Votre beau discours,
Mon cœur n'est pas las de l'entendre.
Pourvu que toujours
Vous répétiez ces mots suprêmes :
Tout espoir n'est pas perdu.
C'est ce que pourraient dire les Américains dans ce texte inspiré de la belle chanson Parlez-moi d'amour de Jean Lenoir qui date de 1930, en pleine grande crise. Les Américains veulent que Barack Obama leur parle de trois sujets : l'économie, l'économie et l'économie.
Trois américains sur quatre souhaitent en effet (sondage Gallup) que le président leur apporte des réponses sur les problèmes économiques, en autres, l'emploi, la situation financière et le plan de relance.
La semaine dernière c'était le Magazine Newsweek qui titrait un de ses articles We are all socialist now ! et écrivait « Alors que nos dépenses vont augmenter dans la décennie à venir, nous allons même devenir plus français », dans une formule sans appel.
Hier, c'est au tour du Wall Street Journal de rependre une formule comparable « How California Became France » pour titrer un article expliquant dans quelle situation difficile, voire impossible se trouve actuellement la Californie : « incapable de payer une situation d'état-providence et incapable de se réformer »
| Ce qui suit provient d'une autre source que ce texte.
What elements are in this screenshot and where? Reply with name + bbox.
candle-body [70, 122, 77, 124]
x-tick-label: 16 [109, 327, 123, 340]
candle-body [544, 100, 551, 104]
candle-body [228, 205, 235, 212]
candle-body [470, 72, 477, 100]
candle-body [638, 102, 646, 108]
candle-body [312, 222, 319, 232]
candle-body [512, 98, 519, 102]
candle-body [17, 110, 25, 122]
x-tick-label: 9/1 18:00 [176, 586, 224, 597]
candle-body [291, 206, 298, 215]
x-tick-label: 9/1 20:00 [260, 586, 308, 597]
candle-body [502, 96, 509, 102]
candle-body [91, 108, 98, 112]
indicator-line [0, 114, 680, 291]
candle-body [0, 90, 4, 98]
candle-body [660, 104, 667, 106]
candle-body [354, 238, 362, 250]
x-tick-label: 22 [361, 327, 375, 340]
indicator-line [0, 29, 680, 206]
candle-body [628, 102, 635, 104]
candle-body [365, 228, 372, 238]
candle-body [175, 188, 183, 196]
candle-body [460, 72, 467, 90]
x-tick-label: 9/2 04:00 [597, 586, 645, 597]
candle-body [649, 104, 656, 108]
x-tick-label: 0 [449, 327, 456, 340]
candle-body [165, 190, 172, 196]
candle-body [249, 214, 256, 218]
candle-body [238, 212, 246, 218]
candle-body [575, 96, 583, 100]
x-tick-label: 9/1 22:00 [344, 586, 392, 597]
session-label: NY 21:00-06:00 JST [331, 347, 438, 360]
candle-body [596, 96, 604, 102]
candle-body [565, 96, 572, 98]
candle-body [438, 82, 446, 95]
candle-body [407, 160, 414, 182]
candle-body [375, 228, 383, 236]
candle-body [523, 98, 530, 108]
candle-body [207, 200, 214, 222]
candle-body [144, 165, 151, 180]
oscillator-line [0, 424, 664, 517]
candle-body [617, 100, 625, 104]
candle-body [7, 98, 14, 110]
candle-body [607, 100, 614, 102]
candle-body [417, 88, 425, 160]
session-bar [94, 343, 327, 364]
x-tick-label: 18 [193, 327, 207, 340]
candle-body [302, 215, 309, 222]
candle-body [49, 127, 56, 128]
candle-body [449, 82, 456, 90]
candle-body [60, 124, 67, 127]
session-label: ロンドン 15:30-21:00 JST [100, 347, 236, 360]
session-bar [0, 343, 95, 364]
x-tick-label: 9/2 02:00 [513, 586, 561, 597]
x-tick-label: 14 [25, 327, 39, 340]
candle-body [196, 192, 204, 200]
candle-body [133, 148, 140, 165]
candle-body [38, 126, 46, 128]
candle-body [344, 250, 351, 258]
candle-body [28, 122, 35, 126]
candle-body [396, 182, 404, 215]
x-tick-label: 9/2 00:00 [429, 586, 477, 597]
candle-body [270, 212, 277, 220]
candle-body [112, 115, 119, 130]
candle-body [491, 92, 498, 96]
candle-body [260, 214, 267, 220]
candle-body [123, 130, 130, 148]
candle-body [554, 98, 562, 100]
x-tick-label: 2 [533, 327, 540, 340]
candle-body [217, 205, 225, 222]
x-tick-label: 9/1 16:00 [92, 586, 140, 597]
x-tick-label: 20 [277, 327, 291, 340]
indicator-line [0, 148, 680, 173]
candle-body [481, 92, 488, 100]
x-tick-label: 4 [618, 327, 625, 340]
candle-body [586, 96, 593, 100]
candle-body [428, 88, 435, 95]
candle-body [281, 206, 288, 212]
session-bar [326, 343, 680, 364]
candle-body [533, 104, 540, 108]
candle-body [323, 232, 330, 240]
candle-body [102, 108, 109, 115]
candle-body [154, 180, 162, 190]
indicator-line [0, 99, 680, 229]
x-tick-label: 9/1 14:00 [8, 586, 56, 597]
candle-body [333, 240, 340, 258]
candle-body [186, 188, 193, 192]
Aujourd'hui, on parle beaucoup des BRIC (Brésil, Russie, Inde et Chine) qui sont en train de modifier la donne mondiale en profondeur. Mais autant les dragons étaient petits, autant les quatre pays de la zone BRIC sont grands, ce sont chacun des pays-continents. Certes la Russie n'est pas l'URSS, mais elle garde certains acquis. L'Inde et la Chine représentent à elles deux près de 40% de la population mondiale. Enfin, le Brésil entend bien aller au-delà de son statut de puissance régionale. Et ce quatre pays sont dotés d'immenses ressources naturelles.